I'm an amateur cook, with something of a passion for "good quality" tools (whether they're hammers and chisels or cook's knives!).

I want to get a good quality "last a lifetime" carving set. I'm not brilliant at sharpening - I can restore an edge with a steel, but not so handy with the whetstone, so want something that will keep its edge.

I'm torn between carbon and stainless steel. Carbon seems easier to sharpen (I'm not fussed about getting a patina/marks) but reading up it seems like the laminated stainless steel knives are just as good these days.

I also want something that "looks nice", and have a budget of around $200 for the set (I want to get a fork, too).

Shortlist so far is the Sabatier Elephant master carver (http://www.greatfrenchknives.com/carving.html) in stainless, the Sabatier Yatagan (http://thebestthings.com/knives/sabatiercarbon.htm) in carbon, the Wusthof Ikon (http://www.amara.co.uk/products/cla...s=v8&utm_source=GoogleBase&utm_medium=organic) or maybe Henkels.
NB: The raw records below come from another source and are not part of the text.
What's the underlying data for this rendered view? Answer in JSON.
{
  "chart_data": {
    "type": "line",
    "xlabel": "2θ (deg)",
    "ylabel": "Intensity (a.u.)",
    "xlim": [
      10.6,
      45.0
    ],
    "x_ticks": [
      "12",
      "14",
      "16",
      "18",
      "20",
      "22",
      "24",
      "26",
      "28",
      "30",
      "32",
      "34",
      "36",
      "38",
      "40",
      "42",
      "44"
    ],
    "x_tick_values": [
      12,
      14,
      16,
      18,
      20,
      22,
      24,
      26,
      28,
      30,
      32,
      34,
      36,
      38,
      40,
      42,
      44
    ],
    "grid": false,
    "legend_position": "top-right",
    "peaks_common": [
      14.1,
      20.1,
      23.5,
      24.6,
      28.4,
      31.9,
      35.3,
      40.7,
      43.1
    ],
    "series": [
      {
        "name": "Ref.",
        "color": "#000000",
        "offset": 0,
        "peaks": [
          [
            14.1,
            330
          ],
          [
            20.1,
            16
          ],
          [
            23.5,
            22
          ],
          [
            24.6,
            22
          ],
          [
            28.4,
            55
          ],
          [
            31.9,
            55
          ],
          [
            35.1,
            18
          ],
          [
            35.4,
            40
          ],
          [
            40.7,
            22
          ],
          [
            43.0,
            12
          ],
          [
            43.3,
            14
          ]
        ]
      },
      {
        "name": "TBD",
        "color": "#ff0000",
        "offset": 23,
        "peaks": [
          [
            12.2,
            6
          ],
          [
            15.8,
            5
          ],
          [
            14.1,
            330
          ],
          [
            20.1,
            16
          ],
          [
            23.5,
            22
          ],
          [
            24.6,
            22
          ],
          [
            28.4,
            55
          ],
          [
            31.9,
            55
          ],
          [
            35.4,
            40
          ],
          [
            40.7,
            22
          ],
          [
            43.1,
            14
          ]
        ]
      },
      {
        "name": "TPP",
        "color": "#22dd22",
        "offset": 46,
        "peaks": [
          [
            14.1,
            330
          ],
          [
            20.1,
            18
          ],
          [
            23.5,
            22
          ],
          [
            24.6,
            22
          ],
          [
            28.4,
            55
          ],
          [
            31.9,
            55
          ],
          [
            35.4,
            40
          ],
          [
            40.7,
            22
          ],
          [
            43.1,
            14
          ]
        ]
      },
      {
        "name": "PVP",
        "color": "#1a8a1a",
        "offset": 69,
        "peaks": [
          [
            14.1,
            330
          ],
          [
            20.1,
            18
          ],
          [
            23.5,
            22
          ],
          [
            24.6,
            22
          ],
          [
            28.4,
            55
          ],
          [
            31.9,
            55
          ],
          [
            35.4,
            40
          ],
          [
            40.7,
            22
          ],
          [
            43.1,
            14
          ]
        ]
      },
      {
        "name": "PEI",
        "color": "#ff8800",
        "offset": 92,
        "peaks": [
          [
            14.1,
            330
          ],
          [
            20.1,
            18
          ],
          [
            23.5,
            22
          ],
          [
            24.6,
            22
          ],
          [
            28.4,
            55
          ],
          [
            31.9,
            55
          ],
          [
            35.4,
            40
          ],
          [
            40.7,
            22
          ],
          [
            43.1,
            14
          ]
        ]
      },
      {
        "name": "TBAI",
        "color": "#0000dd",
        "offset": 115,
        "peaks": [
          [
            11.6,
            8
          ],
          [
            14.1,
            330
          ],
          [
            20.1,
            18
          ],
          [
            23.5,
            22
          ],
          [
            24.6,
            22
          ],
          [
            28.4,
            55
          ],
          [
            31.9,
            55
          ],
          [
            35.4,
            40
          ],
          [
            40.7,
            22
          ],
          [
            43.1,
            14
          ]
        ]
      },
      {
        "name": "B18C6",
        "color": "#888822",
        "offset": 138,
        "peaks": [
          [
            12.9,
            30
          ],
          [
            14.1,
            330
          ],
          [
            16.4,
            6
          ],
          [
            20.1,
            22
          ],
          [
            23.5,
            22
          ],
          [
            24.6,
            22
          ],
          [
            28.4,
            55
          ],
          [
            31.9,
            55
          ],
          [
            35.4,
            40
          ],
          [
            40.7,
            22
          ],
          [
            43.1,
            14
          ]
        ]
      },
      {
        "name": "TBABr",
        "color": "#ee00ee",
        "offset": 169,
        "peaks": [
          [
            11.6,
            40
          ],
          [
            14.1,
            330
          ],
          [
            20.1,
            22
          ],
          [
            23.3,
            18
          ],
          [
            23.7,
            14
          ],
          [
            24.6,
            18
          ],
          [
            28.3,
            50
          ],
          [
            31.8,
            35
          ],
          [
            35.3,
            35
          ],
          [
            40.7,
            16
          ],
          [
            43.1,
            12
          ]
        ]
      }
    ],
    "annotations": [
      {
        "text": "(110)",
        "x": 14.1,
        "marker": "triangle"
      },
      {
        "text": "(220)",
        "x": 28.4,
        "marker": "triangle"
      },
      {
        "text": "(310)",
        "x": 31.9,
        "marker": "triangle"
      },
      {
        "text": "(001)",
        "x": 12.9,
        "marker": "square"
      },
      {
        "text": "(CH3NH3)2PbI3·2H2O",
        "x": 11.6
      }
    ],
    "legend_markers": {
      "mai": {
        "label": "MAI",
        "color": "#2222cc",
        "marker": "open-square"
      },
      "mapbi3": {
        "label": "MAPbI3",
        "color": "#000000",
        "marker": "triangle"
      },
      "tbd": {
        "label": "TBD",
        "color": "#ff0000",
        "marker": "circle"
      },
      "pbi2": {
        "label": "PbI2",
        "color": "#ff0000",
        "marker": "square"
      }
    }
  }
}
Have also thought about the Laguile carving sets, but they seem to vary in price / quality so I'm not sure how you know if you're getting something decent, or just paying for the style.

Any thoughts / experience / suggestions greatly appreciated!

Ben


----------



## boar_d_laze (Feb 13, 2008)

Any and all of the sets you're considering would be excellent for your purposes.  I gather you'll only use your carving set a few times a year, want something which works, and packs a little prestige.

Carving knives do get dull, though and even if you reserve them for ceremonial occasions they'll need more than a steel now and then. 

I gather you don't want to get into the nuances of sharpening.  Consequently I'm going to suggest something like one of the better Chef's Choice electrics, which can take care of all your knives and is extremely easy to learn and convenient to use; or a Minosharp two or three stage pull-through.

An alternative, which I suspect is right up your alley, is buy a Shun Classic set.  While I'm not a Shun fan by any means, most of my objections don't apply to the carving knife (at least not if you're right handed).  The Shun Classic Carving set is quite pretty, perfect for your purposes, includes a matching fork, etc.  PLUS, you get free lifetime sharpening. 

BDL


----------



## ben g (Nov 9, 2011)

Thanks BDL!

I've bitten the bullet and gone for a Wustho Ikon Classic - I found a deal at a clearance place that had a really good price.

Sharpening knives drives me crazy - I feel like I should be good at it, as I can sharpen chisels and planes no problem, but can't do knives! I can do a half decent job with a steel, but once it's got beyond that I'm hopeless! I guess an electric sharpener may be OTT for what I need, but the Minosharp looks promising. I'd seen a similar Wusthof pull through at around twice the price - am I just paying for the label and the pretty looks with one of these! (http://www.google.co.uk/products/ca...675063&ei=VNO6TryIAdHY4wbeqdS_CA&ved=0CAwQrhI)


----------